Adults with obesity after transplant are at increased risk for the long term complications of cardiovascular disease, type 2 diabetes, and the metabolic syndrome. In addition, they may have lower overall survival after transplant (14). Children who are obese prior to transplant are reported to have decreased long term survival compared to normal weight or underweight children (15). Our study shows that children who are overweight or obese at transplant are quite likely to remain so after transplant. As such, it is possible that decreased long term survival in obese patients may be related to obesity related co-morbidities. Transplant teams and primary care providers together must remain cognizant of the long term cardiovascular and metabolic risks in these overweight and obese patients (1, 16) We suggest incorporating screening of overweight and obese children for type 2 diabetes mellitus, hypertension and hyperlipidemia into routine transplant follow up as recommended in the 2007 summary report of the Expert Committee on Prevention, Assessment, and Treatment of Child and Adolescent Overweight and Obesity (1) (17), (18). Such screening may be best facilitated by a partnership between primary care providers and transplant teams. Unfortunately, the SPLIT study lacks robust data on these obesity related co-morbidities. Systematic study of these parameters in the future may enhance our ability to understand the impact these potential risk factors have on post-transplant outcomes.
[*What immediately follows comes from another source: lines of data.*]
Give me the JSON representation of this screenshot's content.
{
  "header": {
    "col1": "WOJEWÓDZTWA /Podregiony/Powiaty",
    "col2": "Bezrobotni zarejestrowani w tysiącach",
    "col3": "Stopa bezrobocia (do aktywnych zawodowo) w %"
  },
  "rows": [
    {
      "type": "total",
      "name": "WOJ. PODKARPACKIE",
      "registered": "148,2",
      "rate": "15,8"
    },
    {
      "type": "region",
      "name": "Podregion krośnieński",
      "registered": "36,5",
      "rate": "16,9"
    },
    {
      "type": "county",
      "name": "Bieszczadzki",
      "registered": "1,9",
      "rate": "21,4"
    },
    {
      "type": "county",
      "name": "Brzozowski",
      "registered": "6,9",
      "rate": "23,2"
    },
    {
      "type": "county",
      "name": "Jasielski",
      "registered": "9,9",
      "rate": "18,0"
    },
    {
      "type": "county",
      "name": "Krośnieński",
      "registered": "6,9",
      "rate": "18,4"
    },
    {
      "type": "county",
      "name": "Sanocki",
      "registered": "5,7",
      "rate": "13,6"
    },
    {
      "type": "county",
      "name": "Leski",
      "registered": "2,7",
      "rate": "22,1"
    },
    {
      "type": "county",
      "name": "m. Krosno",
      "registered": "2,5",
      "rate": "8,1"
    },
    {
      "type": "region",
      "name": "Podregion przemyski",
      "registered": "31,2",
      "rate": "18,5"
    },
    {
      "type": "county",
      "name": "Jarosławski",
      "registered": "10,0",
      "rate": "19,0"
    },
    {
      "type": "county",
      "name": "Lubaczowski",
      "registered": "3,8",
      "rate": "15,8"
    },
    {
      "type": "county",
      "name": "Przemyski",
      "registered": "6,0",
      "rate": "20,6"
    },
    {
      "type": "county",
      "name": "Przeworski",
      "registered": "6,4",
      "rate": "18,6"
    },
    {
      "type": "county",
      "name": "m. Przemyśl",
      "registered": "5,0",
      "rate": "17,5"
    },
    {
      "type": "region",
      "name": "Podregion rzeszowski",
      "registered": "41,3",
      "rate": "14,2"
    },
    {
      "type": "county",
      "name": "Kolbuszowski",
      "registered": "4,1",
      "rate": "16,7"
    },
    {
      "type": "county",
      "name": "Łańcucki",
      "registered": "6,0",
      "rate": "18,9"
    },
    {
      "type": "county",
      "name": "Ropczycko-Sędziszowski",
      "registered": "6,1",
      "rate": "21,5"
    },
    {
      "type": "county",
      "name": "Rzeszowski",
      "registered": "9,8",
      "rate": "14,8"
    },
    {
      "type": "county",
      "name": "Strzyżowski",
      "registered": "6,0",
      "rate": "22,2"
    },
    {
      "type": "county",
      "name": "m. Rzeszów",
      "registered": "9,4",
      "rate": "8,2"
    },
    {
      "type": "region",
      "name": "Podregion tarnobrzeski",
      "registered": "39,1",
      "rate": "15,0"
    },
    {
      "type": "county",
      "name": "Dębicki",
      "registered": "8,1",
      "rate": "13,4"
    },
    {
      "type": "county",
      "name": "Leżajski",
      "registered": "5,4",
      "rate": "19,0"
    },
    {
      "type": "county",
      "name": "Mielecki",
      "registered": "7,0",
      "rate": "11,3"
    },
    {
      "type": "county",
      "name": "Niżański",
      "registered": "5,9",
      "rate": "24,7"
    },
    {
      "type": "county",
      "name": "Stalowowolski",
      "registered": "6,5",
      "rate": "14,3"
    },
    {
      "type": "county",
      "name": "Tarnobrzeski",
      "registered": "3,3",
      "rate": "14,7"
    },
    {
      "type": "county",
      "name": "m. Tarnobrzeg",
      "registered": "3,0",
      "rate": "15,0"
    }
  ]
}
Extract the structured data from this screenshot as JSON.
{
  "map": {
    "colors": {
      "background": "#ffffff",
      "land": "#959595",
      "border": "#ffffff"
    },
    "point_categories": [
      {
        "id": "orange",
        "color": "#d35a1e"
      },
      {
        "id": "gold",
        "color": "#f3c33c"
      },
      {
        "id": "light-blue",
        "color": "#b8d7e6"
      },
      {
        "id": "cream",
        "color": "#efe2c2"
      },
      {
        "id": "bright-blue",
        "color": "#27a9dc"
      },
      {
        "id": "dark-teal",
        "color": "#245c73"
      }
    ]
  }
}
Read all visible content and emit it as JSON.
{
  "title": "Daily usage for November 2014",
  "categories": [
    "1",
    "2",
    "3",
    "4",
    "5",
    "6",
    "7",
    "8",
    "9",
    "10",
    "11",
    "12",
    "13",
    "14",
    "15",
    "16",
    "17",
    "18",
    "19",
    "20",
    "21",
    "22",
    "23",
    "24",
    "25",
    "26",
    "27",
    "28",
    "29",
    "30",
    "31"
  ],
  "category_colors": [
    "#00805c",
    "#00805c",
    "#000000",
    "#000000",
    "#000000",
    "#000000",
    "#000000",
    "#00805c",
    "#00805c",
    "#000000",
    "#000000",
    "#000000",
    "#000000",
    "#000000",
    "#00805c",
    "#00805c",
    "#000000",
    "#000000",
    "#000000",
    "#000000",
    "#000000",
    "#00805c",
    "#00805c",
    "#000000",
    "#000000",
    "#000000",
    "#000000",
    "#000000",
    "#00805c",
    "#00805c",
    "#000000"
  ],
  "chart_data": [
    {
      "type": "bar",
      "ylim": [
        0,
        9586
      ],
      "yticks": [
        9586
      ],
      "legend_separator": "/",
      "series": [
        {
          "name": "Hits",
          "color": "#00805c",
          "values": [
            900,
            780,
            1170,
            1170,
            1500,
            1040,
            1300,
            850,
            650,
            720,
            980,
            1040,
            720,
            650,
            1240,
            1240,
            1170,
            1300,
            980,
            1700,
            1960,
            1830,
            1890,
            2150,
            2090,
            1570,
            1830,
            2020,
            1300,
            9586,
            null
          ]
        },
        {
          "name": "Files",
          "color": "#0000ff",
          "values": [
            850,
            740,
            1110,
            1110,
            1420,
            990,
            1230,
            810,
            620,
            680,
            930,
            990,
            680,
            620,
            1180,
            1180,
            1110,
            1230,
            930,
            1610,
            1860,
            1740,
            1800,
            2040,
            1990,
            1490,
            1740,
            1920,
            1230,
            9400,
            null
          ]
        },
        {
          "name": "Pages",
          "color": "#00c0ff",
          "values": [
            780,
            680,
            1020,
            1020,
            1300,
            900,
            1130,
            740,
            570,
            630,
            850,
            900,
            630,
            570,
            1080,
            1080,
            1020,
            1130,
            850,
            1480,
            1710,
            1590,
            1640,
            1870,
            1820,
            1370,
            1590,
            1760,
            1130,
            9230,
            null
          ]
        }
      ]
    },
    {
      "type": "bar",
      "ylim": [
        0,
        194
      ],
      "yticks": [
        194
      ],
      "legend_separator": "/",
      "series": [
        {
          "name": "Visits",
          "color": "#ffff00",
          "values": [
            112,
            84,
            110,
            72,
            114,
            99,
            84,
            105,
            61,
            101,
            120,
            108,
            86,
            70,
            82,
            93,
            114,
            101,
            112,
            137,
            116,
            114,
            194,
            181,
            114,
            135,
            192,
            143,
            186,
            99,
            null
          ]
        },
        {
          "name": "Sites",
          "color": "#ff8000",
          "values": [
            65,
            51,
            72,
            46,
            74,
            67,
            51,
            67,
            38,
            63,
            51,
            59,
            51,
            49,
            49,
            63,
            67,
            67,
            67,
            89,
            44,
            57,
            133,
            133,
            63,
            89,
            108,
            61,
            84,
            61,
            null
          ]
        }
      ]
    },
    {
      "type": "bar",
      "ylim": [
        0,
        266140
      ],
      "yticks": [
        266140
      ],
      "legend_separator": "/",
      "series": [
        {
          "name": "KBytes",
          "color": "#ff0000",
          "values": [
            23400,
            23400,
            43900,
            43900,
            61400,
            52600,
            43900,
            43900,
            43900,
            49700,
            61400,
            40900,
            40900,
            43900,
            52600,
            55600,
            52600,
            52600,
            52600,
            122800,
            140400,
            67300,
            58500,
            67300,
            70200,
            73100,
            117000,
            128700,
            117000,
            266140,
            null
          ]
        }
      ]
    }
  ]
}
The prevalence of obesity after pediatric liver transplant is high and similar to the general pediatric population. Obesity at the time of liver transplant, a potentially modifiable factor, confers a high risk of post-transplant obesity. These findings suggest a need to broaden standard care to include obesity assessment and intervention in routine pre and post-transplant care. Pediatric transplant teams are accustomed to the malnourished state that is commonplace in many children listed for liver transplant. As such, well accepted treatment algorithms exist to improve nutritional health and BMI in undernourished patients. Our study demonstrates the critical nature of focused attention on the nutritional status of children who are overweight or obese prior to transplant as well. A carefully devised weight loss program, with interventions by both nutritionists and exercise therapists may stimulate pre-transplant weight loss in a rigorous and safe manner. In addition, families should be educated and empowered to make good nutritional choices with their children and emphasize active lifestyles, even as they move forward with transplant.
This work was sponsored by a grant from the NIH U01 DK061693.